Engie will in Gera neun BHKW mit 145 MWth Leistung bauen

Die Energieversorgung Gera (EGG) und Engie Deutschland wollen die Fernwärmeversorgung in Gera umbauen. Die deutsche Gesellschaft des französischen Energiekonzerns Engie plant nach Angaben der Unternehmen die Errichtung von neun gasbetriebenen Blockheizkraftwerken (BHKW) mit einer Leistung von insgesamt 145 MW thermisch und 40,5 MW elektrisch, die Strom und Wärme erzeugen.

Die Blockheizkraftwerke sollen an zwei Standorten in Lusan und Gera Nord aufgestellt werden. Die EGG werde die erzeugte Wärme auf Basis eines Wärmelieferungsvertrages zur Versorgung der Kunden in Gera abnehmen. Für die „erheblichen Finanzierungsaufwendungen“ der Anlagen zeichnet Engie verantwortlich. Die Investitionssumme liegt dabei im mittleren zweistelligen Millionen-Euro-Bereich, wie Engie auf EUWID-Anfrage präzisierte.

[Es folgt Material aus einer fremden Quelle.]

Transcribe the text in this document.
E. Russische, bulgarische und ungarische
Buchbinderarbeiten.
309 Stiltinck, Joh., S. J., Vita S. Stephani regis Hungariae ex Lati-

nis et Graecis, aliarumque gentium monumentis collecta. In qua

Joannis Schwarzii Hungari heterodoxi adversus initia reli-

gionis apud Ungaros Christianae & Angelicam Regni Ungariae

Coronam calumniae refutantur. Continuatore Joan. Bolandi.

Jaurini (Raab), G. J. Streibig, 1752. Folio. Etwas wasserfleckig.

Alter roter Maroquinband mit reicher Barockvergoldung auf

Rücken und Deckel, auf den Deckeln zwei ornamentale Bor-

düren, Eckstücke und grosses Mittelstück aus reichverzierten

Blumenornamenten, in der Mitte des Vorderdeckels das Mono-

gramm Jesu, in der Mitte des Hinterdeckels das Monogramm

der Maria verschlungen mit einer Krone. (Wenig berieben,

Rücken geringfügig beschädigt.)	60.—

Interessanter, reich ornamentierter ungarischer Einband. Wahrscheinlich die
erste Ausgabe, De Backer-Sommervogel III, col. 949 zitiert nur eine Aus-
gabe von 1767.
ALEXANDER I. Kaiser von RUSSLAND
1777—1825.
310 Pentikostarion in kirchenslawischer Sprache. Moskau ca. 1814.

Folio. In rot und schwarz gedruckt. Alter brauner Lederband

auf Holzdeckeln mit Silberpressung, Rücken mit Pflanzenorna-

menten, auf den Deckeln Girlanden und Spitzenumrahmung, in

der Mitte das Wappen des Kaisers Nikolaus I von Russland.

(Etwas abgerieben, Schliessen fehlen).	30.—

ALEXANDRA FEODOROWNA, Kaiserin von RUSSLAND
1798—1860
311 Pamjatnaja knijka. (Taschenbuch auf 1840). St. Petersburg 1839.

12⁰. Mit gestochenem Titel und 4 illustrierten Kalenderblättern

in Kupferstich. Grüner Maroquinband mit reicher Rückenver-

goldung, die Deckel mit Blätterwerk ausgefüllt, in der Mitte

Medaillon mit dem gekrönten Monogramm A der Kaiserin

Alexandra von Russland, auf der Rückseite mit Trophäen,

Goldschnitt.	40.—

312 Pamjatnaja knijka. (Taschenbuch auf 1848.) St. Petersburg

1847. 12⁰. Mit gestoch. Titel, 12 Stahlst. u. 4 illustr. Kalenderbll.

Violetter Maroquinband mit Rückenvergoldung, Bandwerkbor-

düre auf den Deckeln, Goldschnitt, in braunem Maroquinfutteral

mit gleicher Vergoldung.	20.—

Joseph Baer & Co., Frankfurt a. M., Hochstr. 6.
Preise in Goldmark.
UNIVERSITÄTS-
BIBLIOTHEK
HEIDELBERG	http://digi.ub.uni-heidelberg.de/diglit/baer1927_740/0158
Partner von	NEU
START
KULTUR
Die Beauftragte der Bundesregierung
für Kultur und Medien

Inbetriebnahme der Blockheizkraftwerke Ende 2018 vorgesehen

Mit der Umstellung der Fernwärmeversorgung von zentralen auf dezentrale Erzeugungseinheiten setze Engie in Gera die Anforderungen der Energiewende um, sagte Manfred Schmitz, CEO der Engie Deutschland. „Wir erzeugen die Wärme da, wo sie gebraucht wird, und erhöhen die Effizienz.“ Die Bauarbeiten sollen 2017 beginnen, die Inbetriebnahme ist für Ende 2018 vorgesehen. Die BHKWs werden das Kraftwerk Gera-Nord sowie das Heizwerk Gera-Süd ablösen. Die beiden 20 Jahre alten Anlagen entsprächen unter anderem durch den gesunkenen Fernwärmebedarf in Gera inzwischen nicht mehr den Anforderungen. Die Neuaufstellung der Fernwärmeversorgung ermögliche es der EGG, die Fernwärmepreise für die Kunden stabil zu halten und die Versorgungssicherheit auf lange Sicht zu gewährleisten, stellte André Grieser, Geschäftsführer der EGG, heraus. Damit einhergehend werde das bisher zum Teil dampfbetriebene Fernwärmenetz vollständig auf Heißwasser umgestellt und somit ebenfalls die Effizienz erhöhen.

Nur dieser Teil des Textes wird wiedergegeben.